Appena ti muovi ti tirano le pietre. Nel lontano ’68 chiesi ad Antoine, invitato a collaborare a “Escalation”, il mio primo film, come gli era venuta l’idea della canzone. “Tu sei buono e ti tirano le pietre… qualunque cosa fai, tu sempre in faccia pietre prenderai”. Rispose che aveva notato come lo criticassero soprattutto quando faceva cose belle.
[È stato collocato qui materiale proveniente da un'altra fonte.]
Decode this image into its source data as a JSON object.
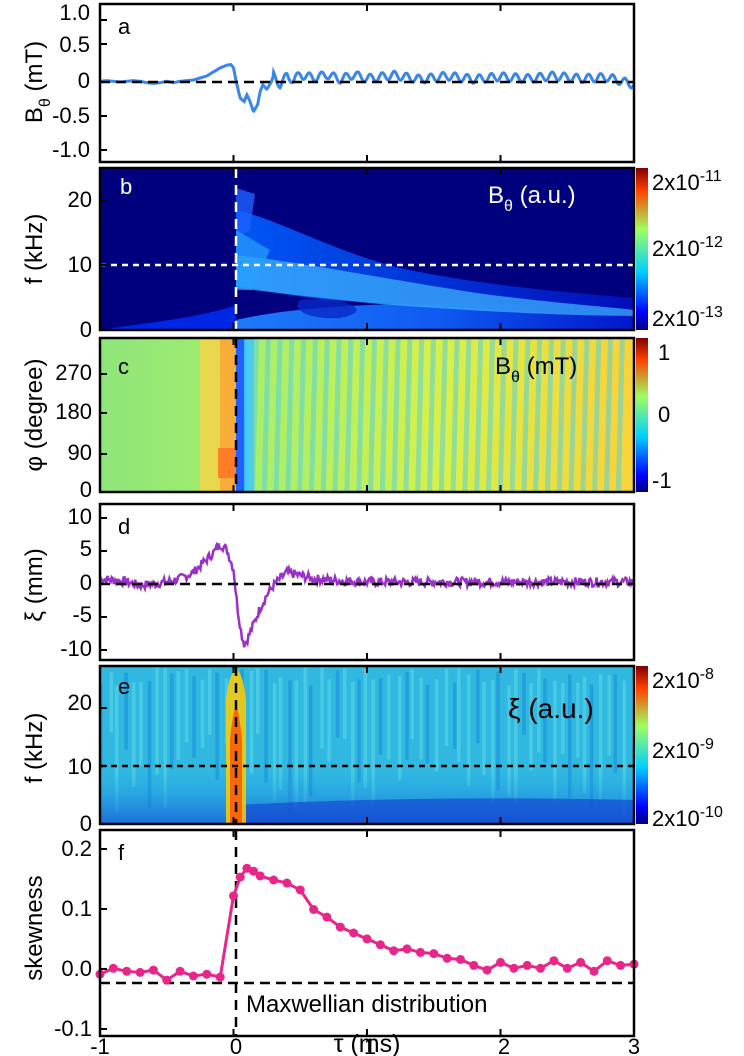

E’ la stessa cosa che sta accadendo a Gabriele Salvatores, che ha appena lanciato una bella iniziativa, “Italy in a Day”, con la quale chiama a raccolta gli italiani per mandare un piccolo film girato nelle 24 ore dello scorso sabato.  Oltre a essere un bravo regista, Salvatores è attento alle nuove forme di comunicazione sin dai tempi di “Nirvana”, uno dei primi film cyberpunk. La sua iniziativa, nata in collaborazione con Rai Cinema, invita gli italiani e i nativi digitali a inviare il proprio filmino “user generated content”. Fermare l’attimo fuggente è il nuovo modo di esprimere la creatività del web. Aveva ragione Andy Wharol quando diceva che presto sarebbe arrivato il momento in cui tutti avrebbero avuto il loro attimo di celebrità.

L’idea del regista milanese non è piaciuta al Corriere della Sera, che domenica in prima pagina ha criticato le modalità di partecipazione. L’articolo, a firma di Luca Mastrantonio, che pure è una penna sensibile alle novità, prende di mira la “follia burocratica” del progetto. Tutti i partecipanti che hanno inviato i filmati “hanno dovuto firmare la liberatoria”, scrive, implicitamente accusando gli organizzatori di vessare gli aspiranti registi, sottoponendoli a un infausto martirio di “ordinaria burocrazia”. L’idea della giornata video raccontata è venuta per primo a Ridley Scott nel 2010, quando lanciò “Life in a Day”, divenuto un film lungometraggio grazie ai contributi mandati da tutto il mondo. La perversione di cui parla il Corriere è purtroppo un atto dovuto per chiunque si appresti a lanciare un contest sul web, formalità finalizzata non a tutelare la burocrazia, ma al contrario chi intende partecipare. Se non esistesse la liberatoria, chiunque potrebbe rivendicarla, annullando così qualsiasi competizione. E’ come se volessimo presentarci a un concorso pubblico e non volessimo declinare le generalità o fornire un documento comprovante l’autenticità della nostra partecipazione. In nome di una presunta tutela della libertà, non ci sarebbe alcuna libertà. Non succede neppure al blog di Beppe Grillo, uno dei più open source, che vi si possa lasciare un contenuto senza firmarne l’identità.

E’ vero che la procedura di partecipazione a “Italy in a Day” poteva essere semplificata, ma se confrontata con quella richiesta a suo tempo da Ridley Scott non è poi così tortuosa. Io stesso mi appresto a premiare gli studenti vincitori delle scuole della Campania, chiamati a scrivere un soggetto per il cinema e per la televisione. Anche qui sono state numerose le liberatorie per partecipare al concorso “Lo schermo e le emozioni”. Ma proprio a tutela dei ragazzi che hanno preso parte. Insomma, per dirla con le parole di Antoine, per una volta che la Rai fa qualcosa di innovativo, non tiriamole le pietre. L’iniziativa è la spia luminosa di come il cinema stia cambiando pelle. Non credo di sbagliare se affermo che nel giro di un decennio il cinema, così come siamo soliti a frequentarlo, non esisterà più. Non è un caso se prima di lasciarci, Steve Jobs si sia preoccupato di fare incetta di azioni della Disney, diventandone il maggior azionista. Ha capito che il futuro del cinema è aperto al web. Significa che contenuti e modalità di fruizione cambieranno radicalmente. Ben vengano dunque iniziative come quelle di “Italy in a Day”. Prima della gestione illuminata di Paolo Del Brocco, Rai Cinema sgomitava per partecipare all’orrido film di Michelle Bonev, allora conosciuta come Dragomira, nella tristemente famosa premiazione truffa al Festival di Venezia. Adesso almeno il premio sarà vero e aperto a tutti.